Я в душе матюгнулся: по рассказам, старец славился крутым нравом, и я готовился долго его умасливать. А дурачок Саша мне сразу всю игру ломает. Сейчас отец-настоятель разгневается и вообще придётся назад лететь тем же вертолётом. Знаю я монахов… Впрочем, на Сашку я долго сердиться не мог.
Однако, к моему удивлению, грозный старец слегка ухмыльнулся в бороду и благословил нас ещё раз, теперь помедленнее. Счастливый Саша успел отщёлкать несколько кадров.
Как я и предполагал, старцем Силуан совсем не выглядел. Невысокий кряжистый мужик за сорок. Монах как монах – довольно ветхий подрясник, высокая чёрная скуфья, чётки… Голос вроде бы тихий, но резкий, так, что даже вполголоса произнесённое им слышалось далеко. Но немногословен. Взвалив на себя пару огромных баулов, каких я ни за что бы не поднял, он молча пошёл к монастырю. Мы за ним.
Жить нам тут предстояло три дня – потом вертолёт. Он нас сюда забросил, вообще-то, по пути в Ванавару, и должен забрать на обратном пути. Для сбора материала более чем достаточно. Для чего другого – мало…
Первый день завершился удивительно спокойно. В монастыре Силуан сразу куда-то исчез, "странноприимный дом" – пристройку к кельям, показал нам Пахомий. Ничего так комнатка – квадратов на двенадцать. Неказистая печка с полатями, на которых по летнему времени были навалены для просушки снопы каких-то трав, распространяющих запах сеновала. Самодельный стол, две широкие лавки, на которых, видимо, нам предстояло почивать, ведро для воды, ведро для надобностей. Это была вся обстановка.

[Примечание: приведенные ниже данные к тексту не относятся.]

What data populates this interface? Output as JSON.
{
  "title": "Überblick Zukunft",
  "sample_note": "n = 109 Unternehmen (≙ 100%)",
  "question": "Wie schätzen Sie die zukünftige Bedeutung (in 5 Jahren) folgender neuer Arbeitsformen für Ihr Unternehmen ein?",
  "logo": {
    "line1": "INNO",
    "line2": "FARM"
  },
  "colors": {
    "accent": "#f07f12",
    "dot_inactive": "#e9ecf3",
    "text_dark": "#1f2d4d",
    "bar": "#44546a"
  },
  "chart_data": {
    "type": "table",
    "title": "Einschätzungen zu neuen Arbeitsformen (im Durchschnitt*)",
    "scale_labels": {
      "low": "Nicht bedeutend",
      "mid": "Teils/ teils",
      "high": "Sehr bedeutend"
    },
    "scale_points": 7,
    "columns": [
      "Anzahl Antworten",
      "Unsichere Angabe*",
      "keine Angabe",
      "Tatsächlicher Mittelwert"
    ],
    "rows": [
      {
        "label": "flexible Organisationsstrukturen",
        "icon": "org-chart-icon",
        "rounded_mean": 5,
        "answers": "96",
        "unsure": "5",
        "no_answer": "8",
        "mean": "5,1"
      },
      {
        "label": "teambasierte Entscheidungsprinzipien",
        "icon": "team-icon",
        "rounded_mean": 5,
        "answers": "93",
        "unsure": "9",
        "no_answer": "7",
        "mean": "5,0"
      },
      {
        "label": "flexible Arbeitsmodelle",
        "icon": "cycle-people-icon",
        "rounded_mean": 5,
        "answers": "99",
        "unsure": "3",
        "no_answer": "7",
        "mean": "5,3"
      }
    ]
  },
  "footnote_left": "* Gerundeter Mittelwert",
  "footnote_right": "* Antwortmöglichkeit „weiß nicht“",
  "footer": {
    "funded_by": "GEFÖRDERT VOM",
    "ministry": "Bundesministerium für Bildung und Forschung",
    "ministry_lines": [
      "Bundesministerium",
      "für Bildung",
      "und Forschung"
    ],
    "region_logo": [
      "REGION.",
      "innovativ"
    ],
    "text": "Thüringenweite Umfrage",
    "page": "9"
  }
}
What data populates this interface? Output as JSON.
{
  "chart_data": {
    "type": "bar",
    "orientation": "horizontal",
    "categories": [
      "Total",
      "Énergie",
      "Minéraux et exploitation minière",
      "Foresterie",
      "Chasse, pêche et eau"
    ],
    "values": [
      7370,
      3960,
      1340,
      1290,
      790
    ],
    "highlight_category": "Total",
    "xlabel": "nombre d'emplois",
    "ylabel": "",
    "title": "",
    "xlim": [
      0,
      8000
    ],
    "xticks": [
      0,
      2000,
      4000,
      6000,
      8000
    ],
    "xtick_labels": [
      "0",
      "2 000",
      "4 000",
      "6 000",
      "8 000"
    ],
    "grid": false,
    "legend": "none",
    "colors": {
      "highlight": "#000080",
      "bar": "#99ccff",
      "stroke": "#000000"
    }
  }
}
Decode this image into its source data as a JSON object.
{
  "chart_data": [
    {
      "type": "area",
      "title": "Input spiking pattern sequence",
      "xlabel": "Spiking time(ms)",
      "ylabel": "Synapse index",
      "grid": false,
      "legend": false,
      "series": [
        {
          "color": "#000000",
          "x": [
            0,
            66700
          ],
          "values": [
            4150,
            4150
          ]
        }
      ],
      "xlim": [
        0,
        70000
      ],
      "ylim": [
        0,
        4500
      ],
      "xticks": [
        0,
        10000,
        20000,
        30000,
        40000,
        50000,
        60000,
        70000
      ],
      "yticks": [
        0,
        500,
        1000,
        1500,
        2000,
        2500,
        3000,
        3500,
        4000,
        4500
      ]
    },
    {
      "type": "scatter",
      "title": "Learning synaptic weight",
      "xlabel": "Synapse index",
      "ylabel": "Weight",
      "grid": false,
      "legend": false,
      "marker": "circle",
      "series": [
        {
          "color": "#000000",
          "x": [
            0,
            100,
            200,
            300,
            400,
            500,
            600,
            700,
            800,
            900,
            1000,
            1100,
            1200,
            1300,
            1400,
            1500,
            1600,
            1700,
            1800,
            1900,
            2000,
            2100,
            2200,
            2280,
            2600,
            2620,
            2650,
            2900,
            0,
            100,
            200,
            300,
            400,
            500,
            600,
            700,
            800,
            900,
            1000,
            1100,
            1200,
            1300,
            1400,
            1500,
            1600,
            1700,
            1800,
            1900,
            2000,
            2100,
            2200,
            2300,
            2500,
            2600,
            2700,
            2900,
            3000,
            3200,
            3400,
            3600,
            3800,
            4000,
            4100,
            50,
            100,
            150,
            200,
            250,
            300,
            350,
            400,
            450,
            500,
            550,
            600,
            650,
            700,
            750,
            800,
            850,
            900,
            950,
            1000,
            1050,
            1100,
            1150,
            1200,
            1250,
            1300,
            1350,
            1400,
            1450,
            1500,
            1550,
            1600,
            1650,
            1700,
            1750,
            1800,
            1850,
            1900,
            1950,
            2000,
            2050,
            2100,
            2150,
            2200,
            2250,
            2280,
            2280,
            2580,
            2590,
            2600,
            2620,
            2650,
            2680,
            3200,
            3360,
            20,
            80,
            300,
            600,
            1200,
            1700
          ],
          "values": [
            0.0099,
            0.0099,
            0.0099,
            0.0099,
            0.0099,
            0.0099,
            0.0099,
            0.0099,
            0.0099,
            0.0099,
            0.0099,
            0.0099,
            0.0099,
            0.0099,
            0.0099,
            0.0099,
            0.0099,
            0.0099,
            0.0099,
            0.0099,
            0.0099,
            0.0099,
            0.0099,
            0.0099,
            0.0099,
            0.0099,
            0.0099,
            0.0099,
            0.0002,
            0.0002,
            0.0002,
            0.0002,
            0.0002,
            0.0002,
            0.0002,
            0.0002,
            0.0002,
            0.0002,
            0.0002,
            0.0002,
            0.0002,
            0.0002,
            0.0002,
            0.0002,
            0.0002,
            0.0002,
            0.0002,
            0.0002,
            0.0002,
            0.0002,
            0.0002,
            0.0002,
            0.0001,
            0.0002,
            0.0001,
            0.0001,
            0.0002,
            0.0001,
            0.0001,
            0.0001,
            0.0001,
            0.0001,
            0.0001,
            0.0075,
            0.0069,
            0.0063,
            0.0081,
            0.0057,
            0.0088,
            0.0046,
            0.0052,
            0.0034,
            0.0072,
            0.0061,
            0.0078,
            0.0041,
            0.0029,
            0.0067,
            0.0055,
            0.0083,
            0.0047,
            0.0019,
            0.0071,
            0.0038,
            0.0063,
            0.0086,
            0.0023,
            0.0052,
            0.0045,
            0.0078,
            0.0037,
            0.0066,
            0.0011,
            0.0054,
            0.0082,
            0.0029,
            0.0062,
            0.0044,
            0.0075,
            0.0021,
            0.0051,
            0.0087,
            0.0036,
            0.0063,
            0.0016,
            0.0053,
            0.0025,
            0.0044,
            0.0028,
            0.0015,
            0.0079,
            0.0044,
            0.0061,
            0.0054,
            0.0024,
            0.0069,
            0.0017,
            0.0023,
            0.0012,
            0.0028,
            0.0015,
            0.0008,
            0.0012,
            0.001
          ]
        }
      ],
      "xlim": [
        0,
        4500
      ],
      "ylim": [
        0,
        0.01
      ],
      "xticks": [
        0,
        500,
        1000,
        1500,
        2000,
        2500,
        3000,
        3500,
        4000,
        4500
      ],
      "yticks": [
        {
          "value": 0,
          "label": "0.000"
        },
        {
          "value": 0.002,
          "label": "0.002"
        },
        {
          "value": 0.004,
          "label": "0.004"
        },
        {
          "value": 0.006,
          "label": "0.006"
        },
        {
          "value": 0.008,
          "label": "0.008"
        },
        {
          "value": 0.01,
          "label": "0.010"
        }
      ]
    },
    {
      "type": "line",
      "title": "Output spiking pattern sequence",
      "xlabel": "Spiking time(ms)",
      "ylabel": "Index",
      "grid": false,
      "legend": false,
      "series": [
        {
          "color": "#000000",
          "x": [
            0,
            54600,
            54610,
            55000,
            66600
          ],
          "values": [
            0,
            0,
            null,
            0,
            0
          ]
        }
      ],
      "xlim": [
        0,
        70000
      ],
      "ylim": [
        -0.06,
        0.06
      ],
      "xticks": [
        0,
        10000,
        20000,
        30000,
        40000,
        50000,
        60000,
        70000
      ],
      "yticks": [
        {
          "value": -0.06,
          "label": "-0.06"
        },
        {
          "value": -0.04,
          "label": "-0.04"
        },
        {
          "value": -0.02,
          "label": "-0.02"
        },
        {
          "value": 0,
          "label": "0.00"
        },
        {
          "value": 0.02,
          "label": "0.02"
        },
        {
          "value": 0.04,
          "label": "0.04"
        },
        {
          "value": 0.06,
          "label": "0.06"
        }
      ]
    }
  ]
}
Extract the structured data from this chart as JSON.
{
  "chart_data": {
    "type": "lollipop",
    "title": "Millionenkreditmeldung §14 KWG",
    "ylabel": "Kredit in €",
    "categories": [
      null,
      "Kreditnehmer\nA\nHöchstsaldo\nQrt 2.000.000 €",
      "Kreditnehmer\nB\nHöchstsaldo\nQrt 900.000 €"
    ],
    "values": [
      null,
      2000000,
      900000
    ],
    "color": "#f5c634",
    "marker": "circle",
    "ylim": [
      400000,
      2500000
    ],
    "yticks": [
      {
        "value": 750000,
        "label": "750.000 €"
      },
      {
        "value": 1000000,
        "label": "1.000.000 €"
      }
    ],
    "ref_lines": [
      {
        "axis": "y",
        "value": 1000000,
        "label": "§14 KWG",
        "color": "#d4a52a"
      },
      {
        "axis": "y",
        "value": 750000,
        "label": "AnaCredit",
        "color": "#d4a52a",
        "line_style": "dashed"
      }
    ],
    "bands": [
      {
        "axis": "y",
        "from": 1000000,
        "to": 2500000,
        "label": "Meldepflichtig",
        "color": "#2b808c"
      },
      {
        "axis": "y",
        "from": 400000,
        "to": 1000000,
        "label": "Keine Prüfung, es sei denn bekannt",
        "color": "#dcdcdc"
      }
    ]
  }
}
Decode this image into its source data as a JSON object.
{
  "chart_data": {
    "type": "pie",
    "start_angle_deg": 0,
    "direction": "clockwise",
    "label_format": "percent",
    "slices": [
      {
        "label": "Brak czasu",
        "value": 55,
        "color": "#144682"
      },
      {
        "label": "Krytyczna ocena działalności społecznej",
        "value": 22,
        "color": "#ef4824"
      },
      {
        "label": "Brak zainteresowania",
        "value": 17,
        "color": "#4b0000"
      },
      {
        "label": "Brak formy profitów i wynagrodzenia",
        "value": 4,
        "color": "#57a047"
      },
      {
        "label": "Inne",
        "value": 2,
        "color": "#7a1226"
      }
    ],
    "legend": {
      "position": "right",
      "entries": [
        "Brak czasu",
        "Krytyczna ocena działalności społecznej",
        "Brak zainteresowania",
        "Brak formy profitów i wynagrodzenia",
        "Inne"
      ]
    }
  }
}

Сашка сразу скинул свои пожитки на стол и молча скорчился на лавке лицом к стене. Помочь я ему не мог, потому поставил рюкзак в угол и вышел на улицу. Вечерело. С озера дул сыроватый ветерок, наполненный запахом водорослей и рыбы. Огромные мохнатые сопки словно бы сжимались вокруг пади, угрожающе нависали над озером и монастырём. Красный диск солнца должен был вот-вот кануть за верхушку самой большой горы. Тогда наступит сумрак. Я поёжился. Не хотелось бы мне жить здесь год от года, да ещё в одиночестве. Не то чтобы страшно – как-то слишком величественно, не для человека…
В быстро спускающейся тьме вдруг надтреснуто зазвонил колокол. Я пошёл на звон и оказался у развалин кирпичного храма. Было видно, что его недавно поновляли – часть стен побелена, возведён каркас новой крыши. Рядом лежали штабеля досок, кирпич, мешки с цементом. Я представил, как два монаха ползают по зданию, стараясь привести его в божеский вид, и меня охватила неуместная жалость.
В колокол, висящий на временной деревянной звоннице, усердно бил отец Пахомий. Я молча прошёл мимо него, перекрестился и вступил под ветхие своды.
Отец Силуан служил всенощную, можно сказать, под открытым небом. Конечно, ни Царских врат, ни иконостаса тут ещё не было. Кое-где на стенах висели образа, старинные потемневшие доски соседствовали с бумажными глянцевыми картинками, явно вырезанными из календарей. Голос настоятеля поднимался под своды, открытые вечернему небу, и растворялся в нём. Он служил размеренно и неторопливо, будто перед ним лежала вся вечность. Пение его было уверенным, благозвучным, но каким-то резким. Батюшка предпочитал греческие распевы, и, что меня поразило, часто переходил и на греческий язык. Пахомий подпевал ему, как умел – и за диакона, и за клирос. Я представил, как они служат так дважды в день – год от года, вдвоём, в полуразрушенном храме среди огромных мрачных сопок, и снова невольно поёжился. А ведь раньше старец жил тут один, и греческим распевам внимали только окрестные лисы и рыси.
Старец помазАлся, почему-то не снимая клобук, лишь слегка сдвинув его. Потом помазАл Пахомия. Я подошёл к сбитому из ящиков аналою и принял на чело елей. Рука батюшки, к которой я прикоснулся губами, была мозолиста, густо покрыта жёстким чёрным волосом, суха и прохладна, как мощи.
Сумрак, разбавляемый рваными язычками свечей и несколькими лампадами, вдруг взорвался магниевой вспышкой. Саша снимал от входа. Этот парень непрошибаем! Двадцать раз инструктировал его, как вести себя в монастыре, но он по-прежнему готов наплевать на всё ради хорошего кадра. Впрочем, в его положении все поучения уже можно пропускать мимо ушей и делать то, что считаешь нужным – но какой же я идиот, что взял его с собой!..
Однако отец-настоятель, судя по всему, нисколько не разгневался на помеху в службе. Он спокойно поднял глаза на фотографа и подозвал его движением руки с кисточкой. И – о чудо! – желчный агностик Саша, гордо умирающий двадцатипятилетний пацан, опустил камеру и смиренно подошёл под елеопомазание.
Спали тихо и бестревожно, на сыроватых тюфяках, под целыми ворохами старых одеял. В желудках у нас была незатейливая вечеря – молодая картошка с монастырского огорода, да только что пошедшие колосовики – подберёзовики и маслята. Тайга вокруг угрожающе молчала, изредка доносилось потрескивание ветки или крик ночной птицы. Где-то на краю сознания шёлково шелестело озеро. Призрачный ветерок юркал сквозь дырявую крышу. А мы спали.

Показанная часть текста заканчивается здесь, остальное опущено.